Imagine that at 5:30 pm, when many workers and their families would probably be getting ready for a decent dinner, you would be kicked out from your rented apartment. This happened to Leyte provincial coordinators Jahseel M. Bien and Michelle L. Manabat when their neighbors learned that they came from a place where a positive case was confirmed.
“We were traumatized. When we arrived, a drum of disinfectant was ready at our door. We were told through text to abandon the apartment in 30 minutes! We’re not familiar with the place and with the short notice given to us, we didn’t know where to go then,” Jahseel recounted.
“I once felt like leaving the work I started here. But the experience was a blessing in disguise. I became more emphatic. I also became more focused on serving the farmers and on fighting for what’s in my heart,” she narrated.
Continuing learning for competitive farmers
Like Jahseel, Alladin G. Abdul of Cotabato City, an RSTC trainee from the Technical Education and Skills Development Authority (TESDA) in Region 12, also felt that he turned out to be a stronger person after becoming a locally stranded individual (LSI) at PhilRice CES for 3 long months.
“It’s hard to be stuck in a place where all I could think of was my family. I’m thankful that the training management team, especially Ma’am Lea, did their best to help us. Anytime, I am now ready to educate farmers,” Alladin, a family man said.
While on lockdown, he and three other LSI-trainees from Mindanao were encouraged to read rice production materials; but it was difficult for him to focus as he constantly thought of his wife who is a nurse, a medical frontliner who was required to report for duty despite being almost 9-month pregnant.
“I tried to read the books, but nothing seemed to register. Peace of mind was wanting. It’s good that Ma’am Lea invited us to try harvesting in the FutureRice Farm and we attended rice-based production activities in the Palayamanan Plus (PalayPlus) area,” he said. The Farm exhibits modern farming technologies and new rice varieties while PalayPlus is a rice-based production system that integrates vegetables and livestock with rice growing.
“Because of that exposure, our 2,000m2 home lot does not only have a house, but it’s now also planted with vegetables and some space for livestock. I also look forward to improving our fish pond,” Alladin articulated.
Other than securing the physical and mental health of the four stranded trainees, Abaoag also worked on strategies to continue the training programs while maintaining the safety of the implementers and trainees. Amidst community quarantine, her team and the DA-Agricultural Training Institute launched the online updating of PalayCheck, a dynamic rice production system, for the Agricultural Development Officers of the Community or the AgRiDOCs who will be tapped in conducting the Farmers Field School. She also said that her team will soon pilot-test combined online lectures with hands-on, face-toface learning.
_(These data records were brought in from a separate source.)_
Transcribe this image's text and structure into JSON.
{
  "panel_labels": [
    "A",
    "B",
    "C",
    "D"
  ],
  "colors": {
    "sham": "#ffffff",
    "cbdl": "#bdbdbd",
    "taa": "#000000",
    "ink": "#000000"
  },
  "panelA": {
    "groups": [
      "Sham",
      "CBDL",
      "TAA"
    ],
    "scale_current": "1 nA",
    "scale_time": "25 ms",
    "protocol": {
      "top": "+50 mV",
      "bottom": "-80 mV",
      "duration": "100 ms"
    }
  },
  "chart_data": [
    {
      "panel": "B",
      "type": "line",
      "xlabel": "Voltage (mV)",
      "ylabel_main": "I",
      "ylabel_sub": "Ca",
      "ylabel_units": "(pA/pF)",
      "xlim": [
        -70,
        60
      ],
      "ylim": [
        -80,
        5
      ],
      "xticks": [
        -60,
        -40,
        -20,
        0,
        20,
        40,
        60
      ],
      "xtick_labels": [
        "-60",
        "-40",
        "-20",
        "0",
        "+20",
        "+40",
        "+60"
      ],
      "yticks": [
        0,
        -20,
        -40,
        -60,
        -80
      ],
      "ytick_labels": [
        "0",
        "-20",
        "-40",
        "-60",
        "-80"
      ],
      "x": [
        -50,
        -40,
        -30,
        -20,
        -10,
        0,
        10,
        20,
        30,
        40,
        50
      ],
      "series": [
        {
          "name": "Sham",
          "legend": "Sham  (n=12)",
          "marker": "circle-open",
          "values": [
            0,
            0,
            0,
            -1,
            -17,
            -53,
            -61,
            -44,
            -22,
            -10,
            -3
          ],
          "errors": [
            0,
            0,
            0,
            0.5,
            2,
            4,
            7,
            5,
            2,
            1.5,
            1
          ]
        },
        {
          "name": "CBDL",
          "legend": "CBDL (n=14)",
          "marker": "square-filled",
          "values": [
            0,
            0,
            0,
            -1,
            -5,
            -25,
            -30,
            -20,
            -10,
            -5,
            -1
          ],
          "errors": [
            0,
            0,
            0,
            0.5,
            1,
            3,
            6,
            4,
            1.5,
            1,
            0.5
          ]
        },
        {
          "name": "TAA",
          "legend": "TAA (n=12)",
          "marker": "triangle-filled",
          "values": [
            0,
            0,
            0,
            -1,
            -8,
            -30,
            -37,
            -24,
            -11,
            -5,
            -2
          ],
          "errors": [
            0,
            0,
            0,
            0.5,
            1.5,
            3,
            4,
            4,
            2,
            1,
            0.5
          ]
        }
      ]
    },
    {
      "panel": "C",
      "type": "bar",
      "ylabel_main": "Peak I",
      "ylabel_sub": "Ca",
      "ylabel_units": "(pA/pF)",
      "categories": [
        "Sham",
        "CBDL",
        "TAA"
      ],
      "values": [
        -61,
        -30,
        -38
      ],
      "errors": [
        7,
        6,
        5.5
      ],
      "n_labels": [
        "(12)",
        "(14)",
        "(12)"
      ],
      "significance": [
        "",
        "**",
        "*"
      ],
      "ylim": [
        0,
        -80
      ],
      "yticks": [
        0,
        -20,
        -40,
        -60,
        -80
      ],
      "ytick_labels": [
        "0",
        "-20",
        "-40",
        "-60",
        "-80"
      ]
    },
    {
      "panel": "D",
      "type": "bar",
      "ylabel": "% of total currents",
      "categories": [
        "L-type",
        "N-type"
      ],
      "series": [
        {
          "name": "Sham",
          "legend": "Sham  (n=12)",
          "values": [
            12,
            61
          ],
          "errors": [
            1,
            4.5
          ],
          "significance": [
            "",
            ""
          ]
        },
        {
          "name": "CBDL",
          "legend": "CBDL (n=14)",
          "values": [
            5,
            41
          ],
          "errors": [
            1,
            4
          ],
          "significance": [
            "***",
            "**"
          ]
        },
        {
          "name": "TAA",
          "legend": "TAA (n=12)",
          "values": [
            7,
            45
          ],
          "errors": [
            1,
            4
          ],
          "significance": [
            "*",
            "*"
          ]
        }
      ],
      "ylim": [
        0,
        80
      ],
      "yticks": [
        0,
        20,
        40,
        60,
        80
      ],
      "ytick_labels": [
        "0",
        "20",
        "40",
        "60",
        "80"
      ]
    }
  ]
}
At long last in early June 2020, when Central Luzon was put under the more lenient general community quarantine, an official PhilRice vehicle delivered “door-to-door” Alladin and his batchmates to their families in different addresses in Southern Mindanao. Alladin was finally home, with his newborn child, his sixth! He and his fellow TESDA employees didn’t bring home any dreaded virus. They’ve arrived safe. Their minds no longer locked up.